Coaching Management, 14.11, November 2006, http://www.momentummedia.com/articles/cm/cm1411/bbmakingthecut.htm
Southeast Polk High School in Runnells, Iowa is becoming crowded. With enrollment increasing by about 200 students each year, its population is approaching 1,400 bodies cramped into too-little classroom space. And Southeast Polk’s athletic programs, especially volleyball, haven’t been spared the overcrowding, as Head Coach Matthew Parker saw over 70 girls come out for his teams this August.
In response to the growing population, the district scrapped its no-cut policy this year, and Parker was forced to conduct volleyball tryouts at Southeast Polk for the very first time. “Cuts are hard to accept at first, for athletes, parents, and myself,” he says. “But we have space issues from seventh grade on up, so we really had no choice. Trying out for a spot will eventually become an expectation for athletes here.”
The high school has four volleyball squads—freshman, sophomore, j.v., and varsity—and Parker decided to institute cuts only at the varsity level. “As I explained to the parents and my athletic director, I have some issues with cutting at the freshman level,” he says. “They’re still very young and they’re still learning their bodies. But by the time they’re juniors and seniors, volleyball is really competitive and it’s time for them and us to take a serious look at their interests and what they want to do.”
This fall, just over 30 students came out for the freshman team, which Parker says is a manageable number because they can be split into two courts and get enough practice in.

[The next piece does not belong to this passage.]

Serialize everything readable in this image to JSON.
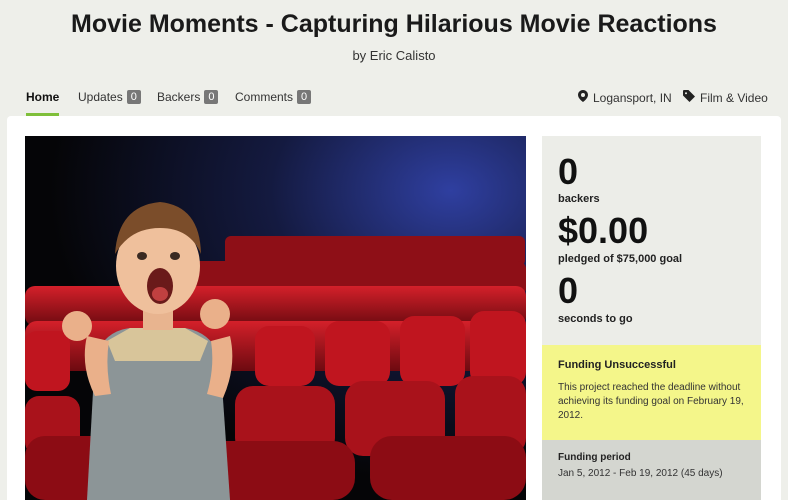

About 15 came out for the sophomore team, an ideal number of girls to work with. And Parker had six seniors make up the core of his varsity squad. But 23 juniors also tried out this year—and that was just too many.
Instead of having an official tryout date, Parker and his coaching staff observed players for the first two weeks of the season. “We had them do a lot of individual skills drills like run-throughs, passing, setting, serving, and hitting,” he says. “I sat down with my staff and compiled names, then made my decisions.”
Parker didn’t have an issue with making the cuts, as it’s now part of his job description, but he was concerned about finding the right way to tell the girls. “I’m definitely opposed to a posting a cut list,” he says. “That’s the easy way out, but I don’t think it’s good psychologically for girls this age. So I had individual conferences with each girl who tried out, starting with the seniors and working my way down. With those who made the team, I said, ‘Here are your strengths, here are your weaknesses, this is what I think your role on the squad will be, and this is what I think your goals should be this year.’
“With the players I cut, I was also straightforward,” he continues. “I said, ‘Here are your strengths, here are your weaknesses, and unfortunately I don’t see a position for you at this point. But work on your weaknesses, don’t give up, and I hope you’ll come back next year.’ I think having individual conversations worked really well.”
In general, Parker is in favor of cutting players, citing a baseball analogy. “When the players throw the ball around the horn,” he says, “if there’s a weak link and the second baseman drops the ball every time, how does that affect the chain further down? You hate to say a girl is weak, but that’s the competitive nature of this sport. The cuts will be hard to accept at first, but it will become an expectation that the girls will have to work hard to secure a spot.”